Zoning Ordinance

The County Board adopted zoning regulations in 1971 in order to promote and protect the health, safety and welfare of county citizens. Zoning regulates the uses allowed on land and the location of improvements on that land. The regulations are enacted pursuant to Illinois Compiled Statutes, Chapter 55, Section 5/5, Paragraph 12001. The unincorporated area of the county is divided into districts or "zones." Certain types of uses are allowed in each of these districts. The zoning ordinance lists those uses. Anyone building in Stephenson County should be aware of the underlying zoning on their land so that they can become aware of what activities are allowed under zoning.

Agriculture Exemption

Certain agricultural uses are exempt from meeting local zoning regulations, except for setback from roads, according to state law. If a citizen believes a proposed use may be exempt, it is suggested that he or she verify that possibility with the department and then confirm the information provided with legal counsel.


Permits for most construction projects are required before that construction starts. Occupancy permits are issued upon completion of the construction project, or when the use of the land changes. On residentially used land, for example, permits are generally required for most construction including new homes; additions to homes, including decks, porches and patios; and detached buildings, including small storage buildings and some fences.  Structures over 120 square feet must obtain a permit. 

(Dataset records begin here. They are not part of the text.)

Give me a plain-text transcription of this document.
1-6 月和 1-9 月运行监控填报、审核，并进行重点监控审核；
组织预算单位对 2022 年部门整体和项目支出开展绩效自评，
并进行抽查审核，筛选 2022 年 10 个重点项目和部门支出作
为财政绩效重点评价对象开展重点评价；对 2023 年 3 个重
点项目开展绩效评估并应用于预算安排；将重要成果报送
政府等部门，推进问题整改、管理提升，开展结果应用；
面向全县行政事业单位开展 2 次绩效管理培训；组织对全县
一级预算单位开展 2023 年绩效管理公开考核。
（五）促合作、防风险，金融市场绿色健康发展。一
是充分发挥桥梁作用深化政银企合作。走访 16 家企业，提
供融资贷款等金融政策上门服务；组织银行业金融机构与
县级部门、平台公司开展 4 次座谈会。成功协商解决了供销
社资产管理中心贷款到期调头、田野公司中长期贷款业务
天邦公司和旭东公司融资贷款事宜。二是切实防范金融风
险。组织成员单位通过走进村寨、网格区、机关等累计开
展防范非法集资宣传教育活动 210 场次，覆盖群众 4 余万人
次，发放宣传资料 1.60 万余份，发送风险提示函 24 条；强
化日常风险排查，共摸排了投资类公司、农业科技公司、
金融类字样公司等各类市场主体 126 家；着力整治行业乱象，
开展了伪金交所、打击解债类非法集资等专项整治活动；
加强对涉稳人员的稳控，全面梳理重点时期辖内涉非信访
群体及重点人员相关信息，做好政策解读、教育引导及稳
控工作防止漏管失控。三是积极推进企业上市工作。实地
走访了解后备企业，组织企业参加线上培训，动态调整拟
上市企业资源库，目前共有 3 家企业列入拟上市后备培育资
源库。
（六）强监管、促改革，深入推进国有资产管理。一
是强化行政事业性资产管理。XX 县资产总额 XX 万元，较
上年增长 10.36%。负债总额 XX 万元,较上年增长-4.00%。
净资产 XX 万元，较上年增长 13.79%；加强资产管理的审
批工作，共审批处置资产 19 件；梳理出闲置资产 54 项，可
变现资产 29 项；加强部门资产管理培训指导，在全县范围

The zoning ordinance is enforced by several methods. There is first an attempt to educate the citizen of the zoning requirements and to obtain their voluntary compliance. If such voluntary compliance is not obtained, a violation notice and order of compliance is issued which orders the violator to come into compliance. In cases which cannot be resolved at this administrative level, an ordinance violation suit may be filed in the circuit court by the Civil Division of the States Attorney's Office. Fines and compliance are usually sought as part of this third method of enforcement.